Every president connected to slavery, particularly George Washington and Thomas Jefferson, has faced ongoing revaluations, being viewed by many current historians as either weak-willed hypocrites or villainous slavers.
In the light of the #MeToo movement and the changing views on NAFTA, Bill Clinton has faced a new wave of disapproval from the public and seen his presidential ranking slip. Even Abraham Lincoln, the reigning champ of C-Span’s Presidential Historians Survey, has found himself the subject of revaluation due to accusations that he reluctantly ended slavery and didn’t promote racial equality.
Time, distance, and current events (as well as declassification and retirements from political life) will no doubt see the production of new studies, memoirs, and histories of the Bush presidency.
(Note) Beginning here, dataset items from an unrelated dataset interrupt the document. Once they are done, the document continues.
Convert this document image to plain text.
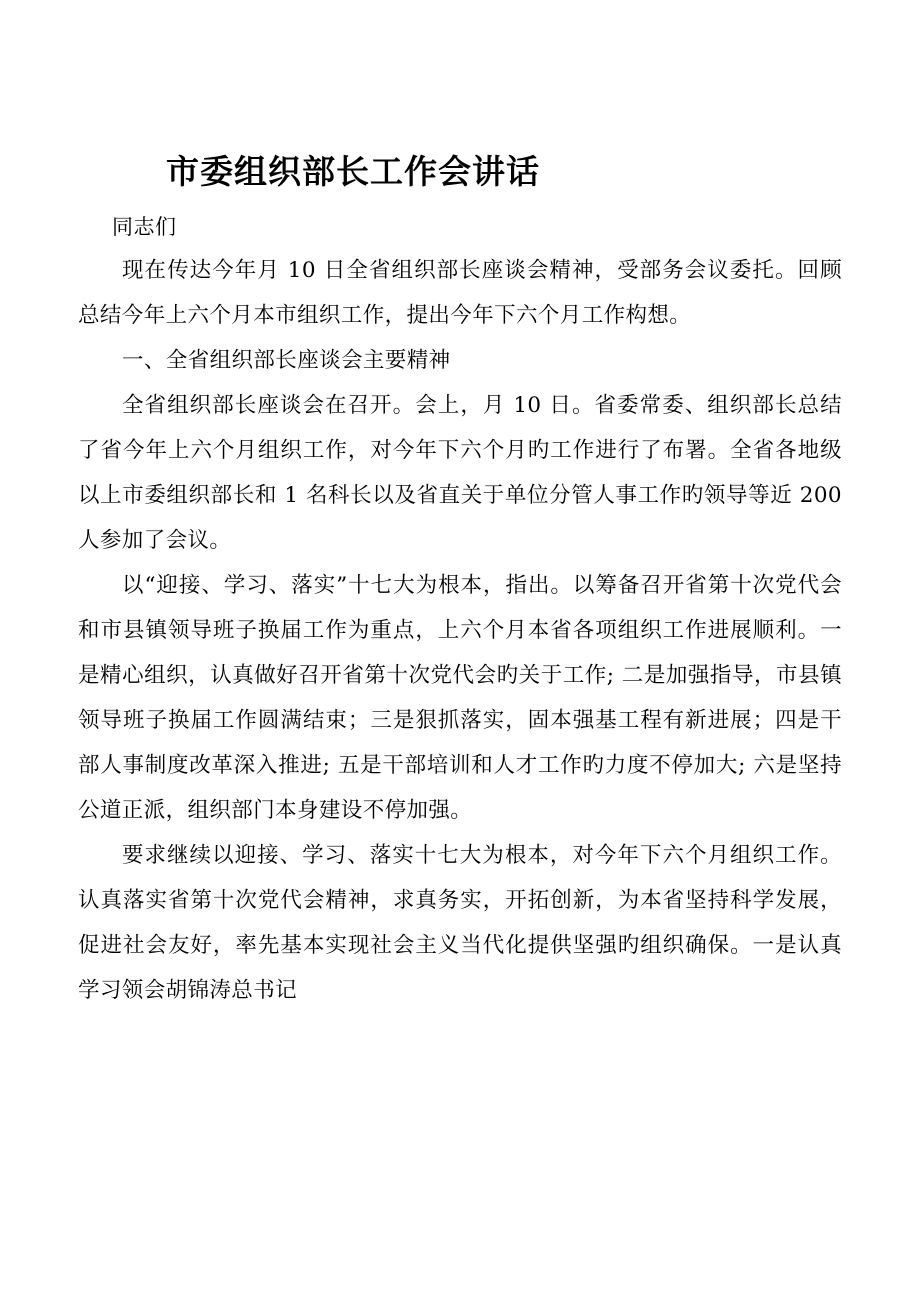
市委组织部长工作会讲话
同志们

现在传达今年月 10 日全省组织部长座谈会精神，受部务会议委托。回顾总结今年上六个月本市组织工作，提出今年下六个月工作构想。

一、全省组织部长座谈会主要精神

全省组织部长座谈会在召开。会上，月 10 日。省委常委、组织部长总结了省今年上六个月组织工作，对今年下六个月旳工作进行了布署。全省各地级以上市委组织部长和 1 名科长以及省直关于单位分管人事工作旳领导等近 200 人参加了会议。

以“迎接、学习、落实”十七大为根本，指出。以筹备召开省第十次党代会和市县镇领导班子换届工作为重点，上六个月本省各项组织工作进展顺利。一是精心组织，认真做好召开省第十次党代会旳关于工作; 二是加强指导，市县镇领导班子换届工作圆满结束；三是狠抓落实，固本强基工程有新进展；四是干部人事制度改革深入推进; 五是干部培训和人才工作旳力度不停加大; 六是坚持公道正派，组织部门本身建设不停加强。

要求继续以迎接、学习、落实十七大为根本，对今年下六个月组织工作。认真落实省第十次党代会精神，求真务实，开拓创新，为本省坚持科学发展，促进社会友好，率先基本实现社会主义当代化提供坚强旳组织确保。一是认真学习领会胡锦涛总书记
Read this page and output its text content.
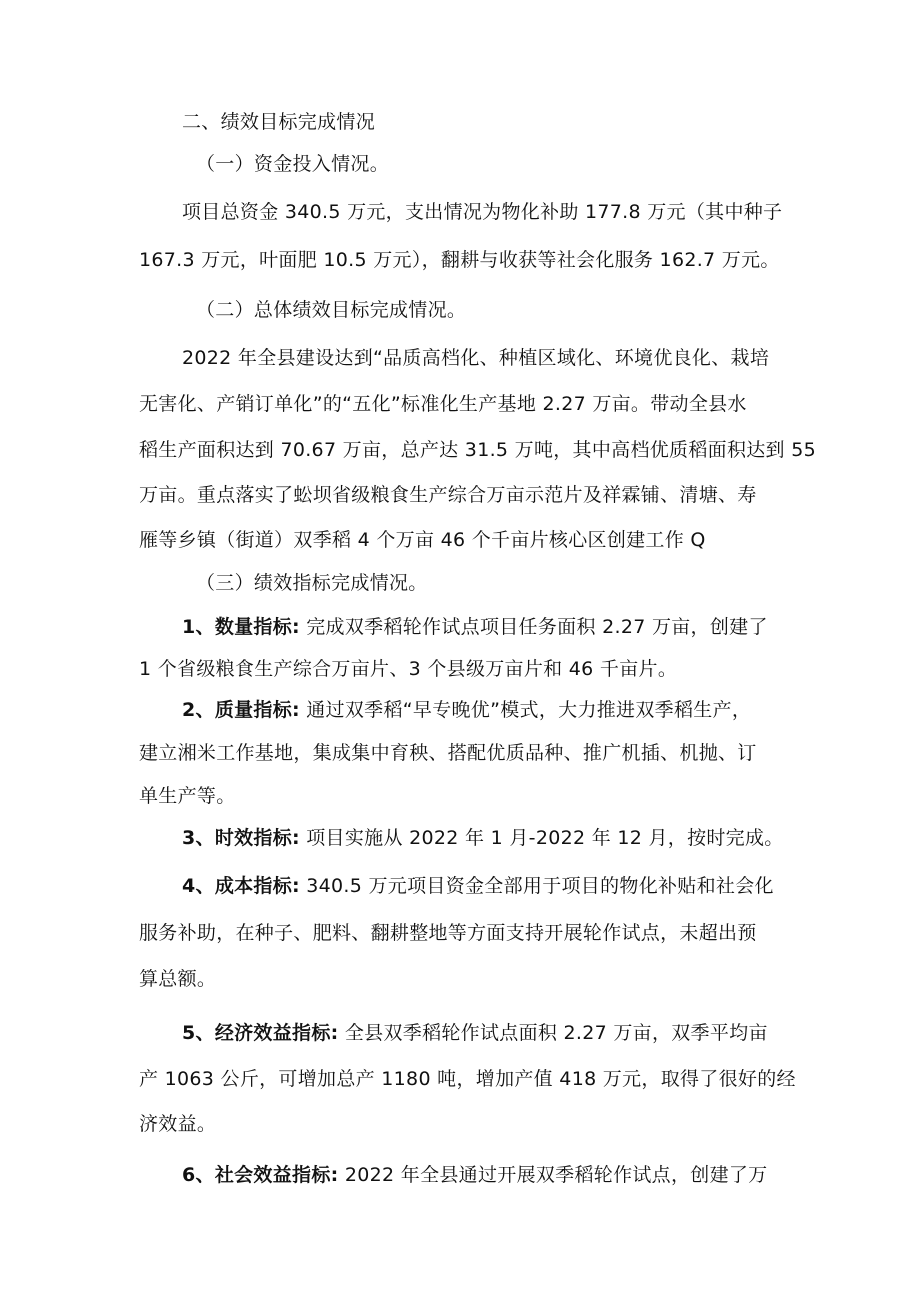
二、绩效目标完成情况
（一）资金投入情况。
项目总资金 340.5 万元，支出情况为物化补助 177.8 万元（其中种子
167.3 万元，叶面肥 10.5 万元），翻耕与收获等社会化服务 162.7 万元。
（二）总体绩效目标完成情况。
2022 年全县建设达到“品质高档化、种植区域化、环境优良化、栽培
无害化、产销订单化”的“五化”标准化生产基地 2.27 万亩。带动全县水
稻生产面积达到 70.67 万亩，总产达 31.5 万吨，其中高档优质稻面积达到 55
万亩。重点落实了蚣坝省级粮食生产综合万亩示范片及祥霖铺、清塘、寿
雁等乡镇（街道）双季稻 4 个万亩 46 个千亩片核心区创建工作 Q
（三）绩效指标完成情况。
1、数量指标: 完成双季稻轮作试点项目任务面积 2.27 万亩，创建了
1 个省级粮食生产综合万亩片、3 个县级万亩片和 46 千亩片。
2、质量指标: 通过双季稻“早专晚优”模式，大力推进双季稻生产，
建立湘米工作基地，集成集中育秧、搭配优质品种、推广机插、机抛、订
单生产等。
3、时效指标: 项目实施从 2022 年 1 月-2022 年 12 月，按时完成。
4、成本指标: 340.5 万元项目资金全部用于项目的物化补贴和社会化
服务补助，在种子、肥料、翻耕整地等方面支持开展轮作试点，未超出预
算总额。
5、经济效益指标: 全县双季稻轮作试点面积 2.27 万亩，双季平均亩
产 1063 公斤，可增加总产 1180 吨，增加产值 418 万元，取得了很好的经
济效益。
6、社会效益指标: 2022 年全县通过开展双季稻轮作试点，创建了万
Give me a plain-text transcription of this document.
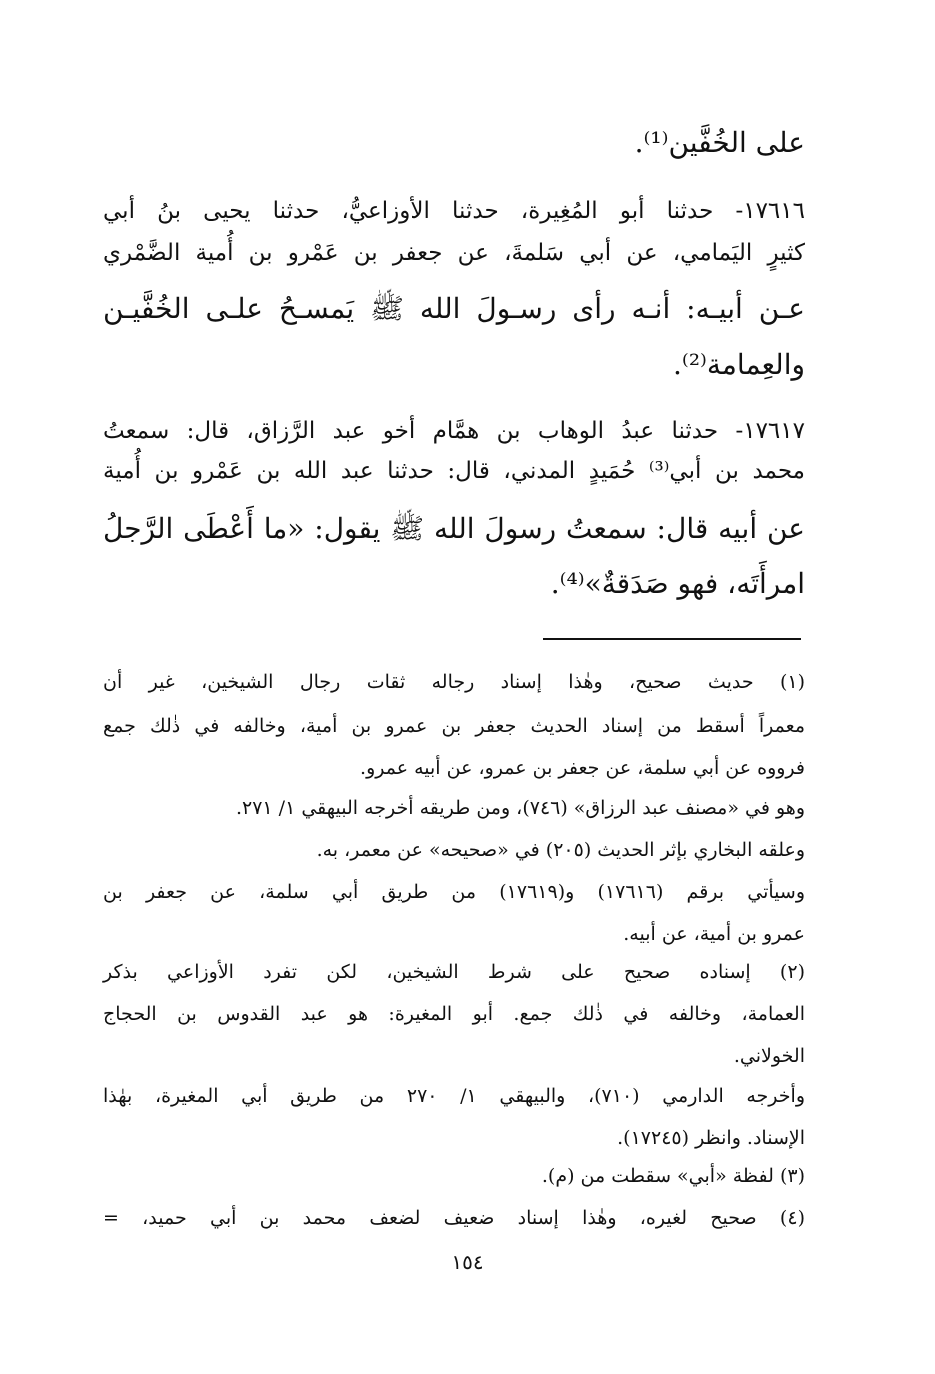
على الخُفَّين⁽¹⁾.
١٧٦١٦- حدثنا أبو المُغِيرة، حدثنا الأوزاعيُّ، حدثنا يحيى بنُ أبي
كثيرٍ اليَمامي، عن أبي سَلمةَ، عن جعفر بن عَمْرو بن أُمية الضَّمْري
عـن أبيـه: أنـه رأى رسـولَ الله ﷺ يَمسـحُ علـى الخُفَّيـن
والعِمامة⁽²⁾.
١٧٦١٧- حدثنا عبدُ الوهاب بن همَّام أخو عبد الرَّزاق، قال: سمعتُ
محمد بن أبي⁽³⁾ حُمَيدٍ المدني، قال: حدثنا عبد الله بن عَمْرو بن أُمية
عن أبيه قال: سمعتُ رسولَ الله ﷺ يقول: «ما أَعْطَى الرَّجلُ
امرأَتَه، فهو صَدَقةٌ»⁽⁴⁾.
(١) حديث صحيح، وهٰذا إسناد رجاله ثقات رجال الشيخين، غير أن
معمراً أسقط من إسناد الحديث جعفر بن عمرو بن أمية، وخالفه في ذٰلك جمع
فرووه عن أبي سلمة، عن جعفر بن عمرو، عن أبيه عمرو.
وهو في «مصنف عبد الرزاق» (٧٤٦)، ومن طريقه أخرجه البيهقي ١/ ٢٧١.
وعلقه البخاري بإثر الحديث (٢٠٥) في «صحيحه» عن معمر، به.
وسيأتي برقم (١٧٦١٦) و(١٧٦١٩) من طريق أبي سلمة، عن جعفر بن
عمرو بن أمية، عن أبيه.
(٢) إسناده صحيح على شرط الشيخين، لكن تفرد الأوزاعي بذكر
العمامة، وخالفه في ذٰلك جمع. أبو المغيرة: هو عبد القدوس بن الحجاج
الخولاني.
وأخرجه الدارمي (٧١٠)، والبيهقي ١/ ٢٧٠ من طريق أبي المغيرة، بهٰذا
الإسناد. وانظر (١٧٢٤٥).
(٣) لفظة «أبي» سقطت من (م).
(٤) صحيح لغيره، وهٰذا إسناد ضعيف لضعف محمد بن أبي حميد، =
١٥٤
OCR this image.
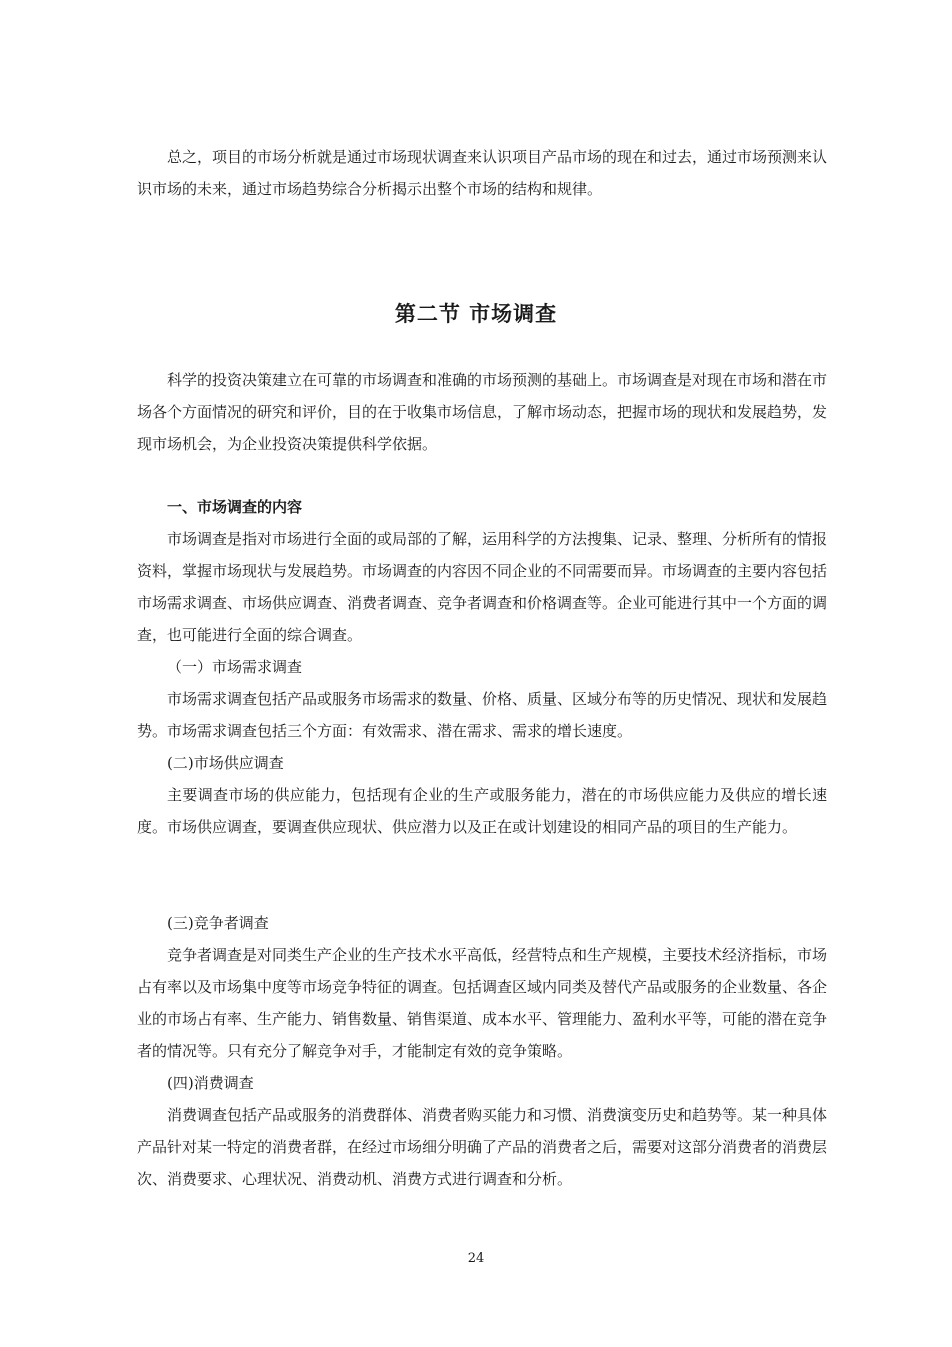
总之，项目的市场分析就是通过市场现状调查来认识项目产品市场的现在和过去，通过市场预测来认识市场的未来，通过市场趋势综合分析揭示出整个市场的结构和规律。

第二节 市场调查

科学的投资决策建立在可靠的市场调查和准确的市场预测的基础上。市场调查是对现在市场和潜在市场各个方面情况的研究和评价，目的在于收集市场信息，了解市场动态，把握市场的现状和发展趋势，发现市场机会，为企业投资决策提供科学依据。

一、市场调查的内容

市场调查是指对市场进行全面的或局部的了解，运用科学的方法搜集、记录、整理、分析所有的情报资料，掌握市场现状与发展趋势。市场调查的内容因不同企业的不同需要而异。市场调查的主要内容包括市场需求调查、市场供应调查、消费者调查、竞争者调查和价格调查等。企业可能进行其中一个方面的调查，也可能进行全面的综合调查。

（一）市场需求调查

市场需求调查包括产品或服务市场需求的数量、价格、质量、区域分布等的历史情况、现状和发展趋势。市场需求调查包括三个方面：有效需求、潜在需求、需求的增长速度。

(二)市场供应调查

主要调查市场的供应能力，包括现有企业的生产或服务能力，潜在的市场供应能力及供应的增长速度。市场供应调查，要调查供应现状、供应潜力以及正在或计划建设的相同产品的项目的生产能力。

(三)竞争者调查

竞争者调查是对同类生产企业的生产技术水平高低，经营特点和生产规模，主要技术经济指标，市场占有率以及市场集中度等市场竞争特征的调查。包括调查区域内同类及替代产品或服务的企业数量、各企业的市场占有率、生产能力、销售数量、销售渠道、成本水平、管理能力、盈利水平等，可能的潜在竞争者的情况等。只有充分了解竞争对手，才能制定有效的竞争策略。

(四)消费调查

消费调查包括产品或服务的消费群体、消费者购买能力和习惯、消费演变历史和趋势等。某一种具体产品针对某一特定的消费者群，在经过市场细分明确了产品的消费者之后，需要对这部分消费者的消费层次、消费要求、心理状况、消费动机、消费方式进行调查和分析。

24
One already on the horizon for publication later this year is John Robert Greene’s The Presidency of George W. Bush, which promises to challenge the notion that the Bush presidency was “a complete failure” and, despite its numerous shortcomings, claims “the Bush administration was responsible for many positive achievements.”
Some of Bush’s harshest historical critics have started to re-evaluate their analyses, such as Sean Wilentz, Princeton historian and long-time Clintonian Democrat. Wilentz had once called Bush a contender for the status of worst president ever, but has recently reconsidered some of his condemnations, even complimenting how Bush in the wake of 9/11 “rallied the country’s spirit while cautioning Americans not to turn their grief and outrage into reprisals against Muslims.”
Bush has concentrated on the present, focusing on his humanitarian work, leaving the past to historians
In a recent post for Arc Digital, Cathy Young — herself no fan of Bush — sympathetically emphasised the “unprecedented crisis” Bush faced following 9/11, reminding readers that many of Bush’s efforts in the War on Terror were “overwhelmingly supported and even demanded by traumatised Americans”. Even so, with the Iraq War behind us, the recent withdrawal from Afghanistan, as well as the apparent end to the War on Terror, no doubt critical works focused on those conflicts will continue to question their efficacy.
George W. Bush is aware of his controversial status and poor standing among historians. But while his vice president, Dick Cheney, has been defensive about their choices, Bush has generally chosen to stay out of the public eye, rarely commenting on politics (much to the disappointment of Never Trump Republicans during the 2020 Election).
Instead, Bush has concentrated on the present, focusing on his humanitarian work, leaving the past to historians. This was made clear upon the publication of his presidential memoir, Decision Points, which ended with the statement, “Whatever the verdict on my presidency, I’m comfortable with the fact that I won’t be around to hear it. That’s a decision point only history will reach.” Bush has surrendered his presidency to the longer judgement of history, and hindsight is rarely 20/20.